You are viewing a plain text version of this content. The canonical link for it is here.

Posted to dev@hc.apache.org by Adrian Sutton <ad...@ephox.com> on 2003/03/07 10:10:45 UTC

Character Encodings

Hi all,
I'm not too certain about all the details of character encodings in
HttpClient but it is on my list of docs to write so would like to confirm a
few things and extract any thoughts about it.

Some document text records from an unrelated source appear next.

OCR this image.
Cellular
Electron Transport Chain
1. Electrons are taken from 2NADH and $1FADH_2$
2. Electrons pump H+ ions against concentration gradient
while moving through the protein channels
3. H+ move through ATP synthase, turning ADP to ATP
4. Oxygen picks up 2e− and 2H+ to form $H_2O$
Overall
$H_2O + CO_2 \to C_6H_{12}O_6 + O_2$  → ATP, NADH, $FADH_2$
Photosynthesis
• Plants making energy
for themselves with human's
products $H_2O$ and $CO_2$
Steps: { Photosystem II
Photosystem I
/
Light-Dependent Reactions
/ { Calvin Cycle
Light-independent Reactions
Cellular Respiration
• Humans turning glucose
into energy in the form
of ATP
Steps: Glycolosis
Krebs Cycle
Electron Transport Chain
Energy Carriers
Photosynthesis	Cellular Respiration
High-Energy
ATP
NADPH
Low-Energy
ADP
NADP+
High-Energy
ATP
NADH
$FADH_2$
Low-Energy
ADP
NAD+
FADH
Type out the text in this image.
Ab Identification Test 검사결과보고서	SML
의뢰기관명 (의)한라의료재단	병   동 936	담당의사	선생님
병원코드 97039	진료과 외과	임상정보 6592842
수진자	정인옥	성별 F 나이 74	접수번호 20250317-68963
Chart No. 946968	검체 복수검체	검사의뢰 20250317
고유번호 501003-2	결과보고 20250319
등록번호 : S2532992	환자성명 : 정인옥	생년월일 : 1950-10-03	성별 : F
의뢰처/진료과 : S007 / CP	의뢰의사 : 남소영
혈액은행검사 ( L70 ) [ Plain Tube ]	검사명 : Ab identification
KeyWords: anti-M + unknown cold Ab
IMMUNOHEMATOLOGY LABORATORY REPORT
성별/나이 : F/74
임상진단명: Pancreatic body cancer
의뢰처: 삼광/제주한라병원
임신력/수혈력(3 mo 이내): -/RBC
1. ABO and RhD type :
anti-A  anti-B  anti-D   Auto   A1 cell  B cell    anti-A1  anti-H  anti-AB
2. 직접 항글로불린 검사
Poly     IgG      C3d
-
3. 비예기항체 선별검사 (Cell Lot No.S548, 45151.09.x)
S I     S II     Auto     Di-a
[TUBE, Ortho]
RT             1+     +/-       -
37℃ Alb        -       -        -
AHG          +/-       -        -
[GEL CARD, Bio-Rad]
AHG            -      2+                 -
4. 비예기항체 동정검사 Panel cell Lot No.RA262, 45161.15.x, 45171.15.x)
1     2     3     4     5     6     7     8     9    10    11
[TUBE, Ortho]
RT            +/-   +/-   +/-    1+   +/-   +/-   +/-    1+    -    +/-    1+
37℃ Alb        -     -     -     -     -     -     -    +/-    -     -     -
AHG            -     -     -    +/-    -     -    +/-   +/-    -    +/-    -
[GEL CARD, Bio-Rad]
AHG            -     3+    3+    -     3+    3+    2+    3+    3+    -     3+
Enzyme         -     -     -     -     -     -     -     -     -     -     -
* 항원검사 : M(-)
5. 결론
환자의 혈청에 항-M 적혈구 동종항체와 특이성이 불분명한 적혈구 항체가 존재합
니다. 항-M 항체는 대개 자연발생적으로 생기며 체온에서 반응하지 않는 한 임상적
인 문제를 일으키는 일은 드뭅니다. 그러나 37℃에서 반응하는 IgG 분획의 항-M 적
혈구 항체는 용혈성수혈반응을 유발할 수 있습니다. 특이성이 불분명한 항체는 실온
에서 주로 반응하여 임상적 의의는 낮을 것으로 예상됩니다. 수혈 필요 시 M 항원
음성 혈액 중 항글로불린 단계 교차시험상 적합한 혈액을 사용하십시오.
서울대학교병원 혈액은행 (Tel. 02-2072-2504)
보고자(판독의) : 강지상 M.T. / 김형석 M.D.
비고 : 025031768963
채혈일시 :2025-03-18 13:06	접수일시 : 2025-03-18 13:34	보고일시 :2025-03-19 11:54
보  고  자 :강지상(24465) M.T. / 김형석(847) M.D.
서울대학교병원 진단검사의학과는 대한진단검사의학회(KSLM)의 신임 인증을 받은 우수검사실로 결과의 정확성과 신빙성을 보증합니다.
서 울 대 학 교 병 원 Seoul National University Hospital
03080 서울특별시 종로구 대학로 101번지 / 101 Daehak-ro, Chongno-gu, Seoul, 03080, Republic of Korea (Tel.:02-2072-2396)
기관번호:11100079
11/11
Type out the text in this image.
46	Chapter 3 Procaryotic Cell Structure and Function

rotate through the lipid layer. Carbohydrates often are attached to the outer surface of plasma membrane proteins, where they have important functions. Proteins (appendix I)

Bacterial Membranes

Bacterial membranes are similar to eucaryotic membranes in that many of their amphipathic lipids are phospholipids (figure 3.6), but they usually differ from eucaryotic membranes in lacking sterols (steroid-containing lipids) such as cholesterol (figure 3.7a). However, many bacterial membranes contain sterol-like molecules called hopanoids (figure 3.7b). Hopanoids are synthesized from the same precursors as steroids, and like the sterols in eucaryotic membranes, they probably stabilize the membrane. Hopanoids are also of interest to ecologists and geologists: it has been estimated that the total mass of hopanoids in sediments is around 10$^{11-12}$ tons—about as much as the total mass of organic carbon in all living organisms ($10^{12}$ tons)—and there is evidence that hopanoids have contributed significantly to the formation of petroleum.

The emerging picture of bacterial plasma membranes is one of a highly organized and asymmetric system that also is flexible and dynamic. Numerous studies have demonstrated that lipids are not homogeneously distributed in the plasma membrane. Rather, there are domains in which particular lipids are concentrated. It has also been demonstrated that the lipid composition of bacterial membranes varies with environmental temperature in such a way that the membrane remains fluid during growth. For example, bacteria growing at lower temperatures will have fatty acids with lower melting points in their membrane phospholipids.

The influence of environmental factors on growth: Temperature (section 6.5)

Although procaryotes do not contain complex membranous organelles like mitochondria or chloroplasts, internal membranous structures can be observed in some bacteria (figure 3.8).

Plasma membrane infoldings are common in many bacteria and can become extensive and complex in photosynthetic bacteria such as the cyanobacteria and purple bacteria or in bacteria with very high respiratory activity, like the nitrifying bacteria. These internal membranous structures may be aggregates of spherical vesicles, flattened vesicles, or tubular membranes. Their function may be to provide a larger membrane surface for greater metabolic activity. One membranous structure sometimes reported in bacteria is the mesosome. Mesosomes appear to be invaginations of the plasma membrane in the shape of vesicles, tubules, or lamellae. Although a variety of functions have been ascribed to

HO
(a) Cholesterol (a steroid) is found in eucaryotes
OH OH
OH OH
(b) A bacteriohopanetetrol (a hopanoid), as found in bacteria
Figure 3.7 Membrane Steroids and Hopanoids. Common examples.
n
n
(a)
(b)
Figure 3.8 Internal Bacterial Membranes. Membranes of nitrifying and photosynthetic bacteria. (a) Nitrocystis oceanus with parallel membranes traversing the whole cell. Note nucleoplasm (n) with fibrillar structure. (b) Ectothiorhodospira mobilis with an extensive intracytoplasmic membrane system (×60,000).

1. URLs should only consist of ISO-8859-1 characters whenever possible as
this is the encoding used by RFC 1738 and using other encodings may cause
compatibility issues with some servers (eg: Windows Web Folders).  This is
mostly due to the fact that there is no way to determine the encoding used
for the URL.

2. The headers of a HTTP request/response must always be ISO 8859-1 (or is
this ASCII?) as per the HTTP standard.

3. The Content-Type: header may specify a charset for the body of the HTTP
request/response, eg: Content-Type: text/html; charset=UTF-8

4. Is there any simple way to extract the charset returned by the server
from HttpClient?  If not we probably should add one.  Obviously you could
get the Content-Type header and parse it but since HttpClient already does
this (I think) it would be better to avoid it.

5. getResponseBodyAsString always uses the platform default encoding.  Why
doesn't this use the charset specified in the HTTP request?

6. Some document types specify the charset inside the document itself, you
should consult the appropriate standards to determine whether to use the
charset specified in the HTTP response or the charset in the document.

Any other things that should be documented would be good to know as well.

Thanks in advance.

Adrian "Doc Boy" Sutton.